To open, I think it's great that Kiva lets people participate with as little as $25 in an individual loan.
I've been a fan of microfinance for a long time. When I started doing Kiva I liked the idea of putting $100/month in it and I also really liked the idea of choosing individuals I could identify with and care about. So I chose, for the most part, one person per month to loan the $100 to. Fast forward almost a year and my loans are starting to be paid back. I am also addicted to Kiva now so, thus far, I've reloaned that money while continuing contributions. (I think that at one point my plan was to stop contributing and just re-loan; but for the forseeable future I can afford to keep going.)
Now, even at mostly $100 apiece I have a largeish handful of entrepreneurs. Just today I was looking over my lender page and realized there was a woman I had forgotten all about loaning to! That wasn't my intention.

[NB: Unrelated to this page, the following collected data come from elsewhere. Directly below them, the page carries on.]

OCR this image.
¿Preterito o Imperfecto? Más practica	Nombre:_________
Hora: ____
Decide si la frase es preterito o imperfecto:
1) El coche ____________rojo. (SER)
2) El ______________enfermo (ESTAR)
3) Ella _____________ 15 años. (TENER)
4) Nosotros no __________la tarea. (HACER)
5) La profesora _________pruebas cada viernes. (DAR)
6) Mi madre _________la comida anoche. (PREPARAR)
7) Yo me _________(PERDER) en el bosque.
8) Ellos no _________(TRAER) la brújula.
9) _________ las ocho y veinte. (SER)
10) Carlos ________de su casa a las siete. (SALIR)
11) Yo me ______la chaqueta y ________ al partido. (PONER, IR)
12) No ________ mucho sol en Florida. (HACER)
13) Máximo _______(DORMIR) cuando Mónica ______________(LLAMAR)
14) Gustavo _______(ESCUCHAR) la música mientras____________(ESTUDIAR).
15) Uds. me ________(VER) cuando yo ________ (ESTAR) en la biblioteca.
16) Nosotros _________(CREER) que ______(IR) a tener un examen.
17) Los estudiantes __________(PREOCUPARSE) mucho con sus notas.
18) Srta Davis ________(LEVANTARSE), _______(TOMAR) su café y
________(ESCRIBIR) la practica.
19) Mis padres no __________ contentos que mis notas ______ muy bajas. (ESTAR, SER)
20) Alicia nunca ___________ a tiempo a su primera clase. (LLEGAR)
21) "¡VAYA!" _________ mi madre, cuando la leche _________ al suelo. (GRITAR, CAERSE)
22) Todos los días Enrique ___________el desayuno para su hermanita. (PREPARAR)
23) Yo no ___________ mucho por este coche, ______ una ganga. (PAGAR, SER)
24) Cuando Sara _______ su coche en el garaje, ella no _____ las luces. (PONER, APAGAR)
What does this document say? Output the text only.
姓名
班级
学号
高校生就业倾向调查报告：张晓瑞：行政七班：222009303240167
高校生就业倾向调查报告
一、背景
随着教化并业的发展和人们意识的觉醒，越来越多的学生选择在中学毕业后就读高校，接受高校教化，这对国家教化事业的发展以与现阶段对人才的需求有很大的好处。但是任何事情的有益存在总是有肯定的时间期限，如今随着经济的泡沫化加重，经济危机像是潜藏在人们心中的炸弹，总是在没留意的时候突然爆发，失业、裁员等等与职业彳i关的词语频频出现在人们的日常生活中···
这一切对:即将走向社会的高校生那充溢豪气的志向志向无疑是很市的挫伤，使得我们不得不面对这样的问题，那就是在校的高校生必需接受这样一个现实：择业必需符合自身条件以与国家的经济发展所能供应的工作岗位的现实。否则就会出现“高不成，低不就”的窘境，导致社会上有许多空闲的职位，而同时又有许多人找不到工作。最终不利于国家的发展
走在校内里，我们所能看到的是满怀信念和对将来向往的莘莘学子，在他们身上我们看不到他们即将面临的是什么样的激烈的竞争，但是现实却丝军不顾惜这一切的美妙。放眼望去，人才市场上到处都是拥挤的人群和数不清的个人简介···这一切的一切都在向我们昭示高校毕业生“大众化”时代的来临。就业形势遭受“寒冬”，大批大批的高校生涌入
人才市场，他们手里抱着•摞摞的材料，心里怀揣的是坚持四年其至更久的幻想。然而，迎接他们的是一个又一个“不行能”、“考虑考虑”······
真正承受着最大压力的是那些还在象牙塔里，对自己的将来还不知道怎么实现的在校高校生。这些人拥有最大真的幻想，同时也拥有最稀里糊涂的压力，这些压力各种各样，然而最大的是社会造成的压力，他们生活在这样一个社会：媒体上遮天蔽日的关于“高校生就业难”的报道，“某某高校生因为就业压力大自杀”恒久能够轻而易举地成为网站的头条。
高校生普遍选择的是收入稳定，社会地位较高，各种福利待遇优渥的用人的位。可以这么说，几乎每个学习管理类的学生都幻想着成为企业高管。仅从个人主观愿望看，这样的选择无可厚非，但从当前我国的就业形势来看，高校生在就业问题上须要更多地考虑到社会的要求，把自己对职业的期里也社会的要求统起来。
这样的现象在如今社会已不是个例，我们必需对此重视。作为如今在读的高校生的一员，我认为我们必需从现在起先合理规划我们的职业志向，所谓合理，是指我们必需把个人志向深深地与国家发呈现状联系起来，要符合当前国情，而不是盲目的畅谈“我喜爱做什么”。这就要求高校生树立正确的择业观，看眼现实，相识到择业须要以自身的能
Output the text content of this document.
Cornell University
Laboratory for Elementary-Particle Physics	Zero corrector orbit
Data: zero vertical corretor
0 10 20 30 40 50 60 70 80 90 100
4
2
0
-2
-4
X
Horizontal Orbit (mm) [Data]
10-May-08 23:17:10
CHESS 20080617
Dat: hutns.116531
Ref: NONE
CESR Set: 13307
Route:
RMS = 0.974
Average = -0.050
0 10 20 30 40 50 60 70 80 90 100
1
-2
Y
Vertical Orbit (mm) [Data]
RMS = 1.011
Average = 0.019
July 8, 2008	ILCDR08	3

I was wondering if this issue bothers anyone else... I see some lender pages out there that are really impressively long, and (while I have no way of knowing how much is being lent to each person) there's no way the lender can be remembering and thinking about each one. For me, something will be lost if I loan to that many people. Ideally I do know who they are; ideally I'd even like to have their pictures and names tacked up in my cube at work just so I can remember that my work is doing some good somewhere in the world. But to keep their numbers small and keep loaning, I'm going to have to start consolidating things (like making a $200 loan on months when I get a $100 loan paid back). At that rate and following that strategy, I could be fully funding some of the smaller loans in a couple of years. Obviously, that gets riskier in terms of losing more money if/when eventually some loan is not fully repaid, but it might help to keep some of the humanity alive.
I'm really not sure. Does anyone have thoughts on this? If anyone here has one of those long, long lists of loans I'd especially love to hear your viewpoint.